It shouldn't be lost on anyone, least of all the Resistance in this country, that what Peter Magyar ran on in Hungary was restoration. Pulling Orban's authoritarian claws out of the government and restoring Hungary's democracy; restoring its relationship with the EU along with its emphatic intention of remaining an ally in good standing; removing every last trace of Orban-ism from government and private institutions; and restoring the power of the people to determine their government.
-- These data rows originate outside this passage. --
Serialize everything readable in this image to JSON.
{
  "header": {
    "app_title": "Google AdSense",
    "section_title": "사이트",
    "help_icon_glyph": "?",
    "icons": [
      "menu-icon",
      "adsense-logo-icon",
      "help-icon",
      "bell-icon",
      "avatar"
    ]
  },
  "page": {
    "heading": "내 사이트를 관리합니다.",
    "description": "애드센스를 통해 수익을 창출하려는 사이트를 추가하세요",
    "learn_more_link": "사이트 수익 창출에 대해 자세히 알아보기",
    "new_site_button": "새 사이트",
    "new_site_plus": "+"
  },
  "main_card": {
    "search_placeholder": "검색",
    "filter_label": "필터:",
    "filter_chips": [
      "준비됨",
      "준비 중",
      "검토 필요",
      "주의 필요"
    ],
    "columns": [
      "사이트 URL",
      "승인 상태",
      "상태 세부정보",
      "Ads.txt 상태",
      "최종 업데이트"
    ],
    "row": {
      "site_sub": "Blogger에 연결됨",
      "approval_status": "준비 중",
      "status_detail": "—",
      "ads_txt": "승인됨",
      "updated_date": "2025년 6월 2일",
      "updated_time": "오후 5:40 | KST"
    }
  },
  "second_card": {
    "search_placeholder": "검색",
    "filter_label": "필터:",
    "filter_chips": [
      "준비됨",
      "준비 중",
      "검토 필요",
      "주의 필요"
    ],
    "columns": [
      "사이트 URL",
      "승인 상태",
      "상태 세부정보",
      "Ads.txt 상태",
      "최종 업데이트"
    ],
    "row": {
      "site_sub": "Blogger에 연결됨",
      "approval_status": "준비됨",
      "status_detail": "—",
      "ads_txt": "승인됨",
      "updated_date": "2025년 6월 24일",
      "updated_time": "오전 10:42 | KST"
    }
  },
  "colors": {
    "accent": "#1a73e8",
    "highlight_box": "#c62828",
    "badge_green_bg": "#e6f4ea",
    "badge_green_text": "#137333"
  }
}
For sixteen years, the brave, determined people of Hungary watched what was going on under Orban and refused to accept it as inevitable. Because of them, sixteen years of cold, unforgiving winters of despotism and corruption finally gave way to joy and restoration. I applaud those brave souls who endured and fought on. We shouldn't just take a lesson from the Hungarian resistance, we should use their template. We don't need perfection in the next Democratic candidate; hell, we might not need a lifetime Dem. Don't forget that Magyar came out of Orban's Fidesz party. We just need someone as determined as Magyar to restore OUR democracy, our relationships with our allies, to oust and prosecute the corruption of Trump and MAGA, and to restore power to the people who own this government and ensure THEY get to determine their government, not the Red Court. We can do this!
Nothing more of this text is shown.